Sous le Second Empire
Né en 1843, Abel Hovelacque est le descendant d’une famille lilloise d’industriels du textile. Il va d’abord suivre des cours de droit, avant de se livrer particulièrement à l’étude de la linguistique, sous l’influence du linguiste belge Honoré Chavée qu’on lui avait attribué comme professeur d’allemand. Ce dernier, dont il est rapidement l’élève favori, lui a également appris non seulement la linguistique générale, mais le sanskrit, le zend, les langues slaves, la musique et l’harmonie[1]. Il a fondé, avec lui, la Revue de Linguistique et de Philologie Comparée (1867-1916)[2].
Sous la Troisième République
Élu conseiller municipal par le quartier du Gros-Caillou, en 1878, et par celui de la Salpêtrière en 1886[3], son engagement politique à gauche en a fait un des artisans de la naissance du Parti radical[4]. Il siège au Conseil municipal de Paris qu’il préside en 1887-1888. Il est député du 13e arrondissement de 1889 à 1894[5], contre le candidat boulangiste, François Planteau. Réélu en 1893, il a démissionné un an après, pour raison de santé, et été remplacé par Alfred Léon Gérault-Richard[6]. Son action concerne surtout le développement des écoles techniques parisiennes[4]. L'école Estienne fut notamment fondée à son initiative.
Les Races humaines
Professeur à l’école d’anthropologie linguistique en 1876[7], il a été un représentant de la linguistique naturaliste et anthropologique, qui classe la linguistique parmi les sciences naturelles et conçoit la langue comme un organisme vivant, pour théoriser une hiérarchie entre les langues ainsi qu’entre les races et postuler un lien direct entre la première et la seconde.
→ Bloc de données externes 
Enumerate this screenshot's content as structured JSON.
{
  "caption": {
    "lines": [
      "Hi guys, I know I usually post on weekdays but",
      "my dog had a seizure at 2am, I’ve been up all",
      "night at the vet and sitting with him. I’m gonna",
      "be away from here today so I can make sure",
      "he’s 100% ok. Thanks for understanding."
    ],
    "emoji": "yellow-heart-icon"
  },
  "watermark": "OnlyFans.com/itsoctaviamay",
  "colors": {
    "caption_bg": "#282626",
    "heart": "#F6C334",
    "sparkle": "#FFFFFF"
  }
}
Il s’est catégoriquement opposé, sur la base de ce postulat, à toute entreprise de christianisation en Afrique[8]. Il était également membre de la Société d'anthropologie de Paris[9] et l’un des fondateurs de la Bibliothèque des sciences anthropologiques[3].
Il est le père de l’anatomiste André Hovelacque. Son cousin germain Maurice Hovelacque (1858-1898)[10] est un géologue spécialiste de paléontologie.
Hommages
Il existe une rue Abel-Hovelacque à Paris ainsi qu’à Lille et à Saint-Étienne.